The government has persisted with its opposition to Vedanta’s move to de-merge Hindustan Zinc Ltd (HZL), even after the promoter changed the plan from a three- to two-way split. A senior official, on condition if anonymity told FE that the Centre would not support the revised proposal either, as it felt that several issues could arise as a result of the split.

The focal point of the government’s objection to the de-merger, which the promoter will help boost valuation of the business, has been that since zinc and silver mines are physically integrated and mined together from the same mines, the separation of the business would be complex. It also sees issues of related-party valuations of the minerals.

HZL CEO Arun Misra, however, told FE: “We strongly believe this (demerger) is the right step. The government may have certain apprehensions about conflict with their offer for sale (OFS) and disinvestment process….” Misra also added that this would be the right time for the government to divest its balance stake in the firm.   

The company had earlier proposed to de-merge HZL into three– zinc & lead, silver and recycling business. This, as reported by FE earlier, was rejected by the government. The revised proposal was to create two companies — zinc & lead and silver—the main business lines of the company.

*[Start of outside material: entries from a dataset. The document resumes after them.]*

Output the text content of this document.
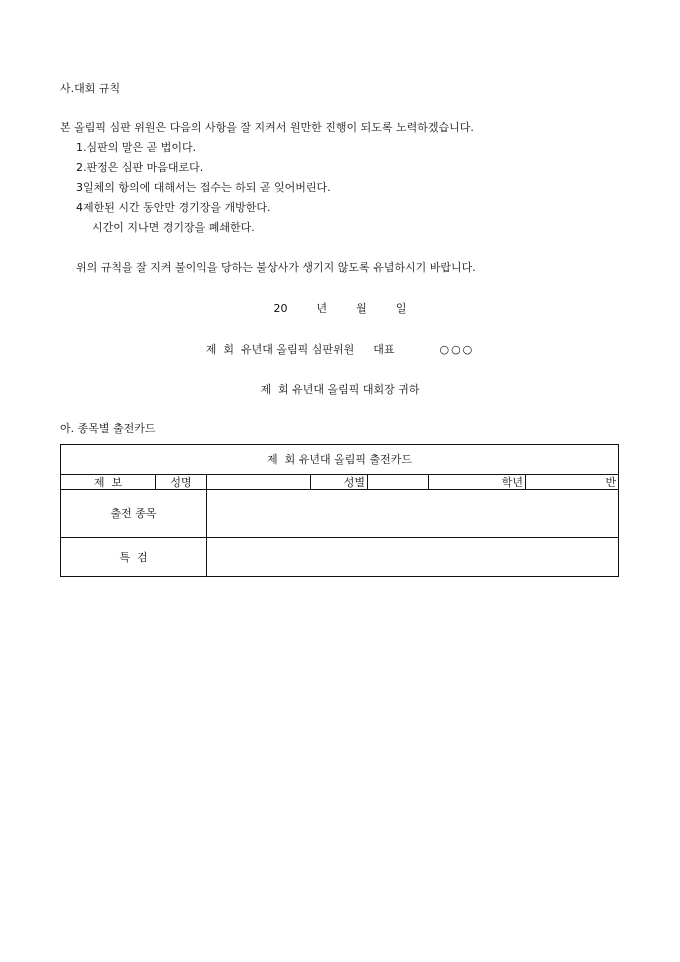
사.대회 규칙
본 올림픽 심판 위원은 다음의 사항을 잘 지켜서 원만한 진행이 되도록 노력하겠습니다.
1.심판의 말은 곧 법이다.
2.판정은 심판 마음대로다.
3일체의 항의에 대해서는 접수는 하되 곧 잊어버린다.
4제한된 시간 동안만 경기장을 개방한다.
시간이 지나면 경기장을 폐쇄한다.
위의 규칙을 잘 지켜 불이익을 당하는 불상사가 생기지 않도록 유념하시기 바랍니다.
20	년	월	일
제  회  유년대 올림픽 심판위원 대표	○○○
제  회 유년대 올림픽 대회장 귀하
아. 종목별 출전카드
제  회 유년대 올림픽 출전카드						
제  보	성명		성별		학년	반
출전 종목						
특  검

“Hindustan Zinc today has a market cap of $20 billion. Perhaps had we done the demerger today the market cap of silver company and zinc together would have reached somewhere around $24 billion where both the government and Vedanta would have stood to gain,” Misra said.

The government owns 29.5% of HZL worth over Rs 50,000 crore at the current market prices. Vedanta Ltd owns 64.92%.

“There is no negotiation with the Government of India (GoI). GOI is a substantial shareholder in the company and has nominee directors on board. The demerger plan has been discussed with the board and clarifications have been provided to the issues raised by them in meetings and through letters,” Misra said. The government is represented by the ministry of mines on the HZL board.

The government intends to divest stakes in HZL, which officials said has been delayed due to the company’s sudden announcements that created uncertainties in the investor sentiment, in tranches at opportune times including in FY25.“We strongly believe that GOI should carry out divestment of their stake in the company through OFS at this time as the share prices are the best in recent times,” Misra added.

Due to opposition by the government nominee directors, Vedanta’s proposal to sell its African zinc business for $2.98 billion in a related-party transaction to HZL could not sail through last year.

To push through the HZL demerger plan, the support of the Centre (the Mines Ministry) is crucial as the demerger would require approval by three-fourths of shareholders.

The company’s share price closed at Rs 403.95 on the BSE on Tuesday, an appreciation of 32% in the first 23 days of FY25. Analysts expect domestic zinc demand is likely to remain strong, driven by the government’s focus on infrastructure development and manufacturing output. HZL is one of the world’s top zinc producers. The company reported a 21% on-year decline in its net profit to Rs 2,038 crore for Q4FY24.

As the promoter Vedanta needed cash to tide over its tight liquidity, HZL paid a strong dividend yield with a record payout of around Rs 32,000 crore in FY23 (including around Rs 9,000 crore accrued to the Centre).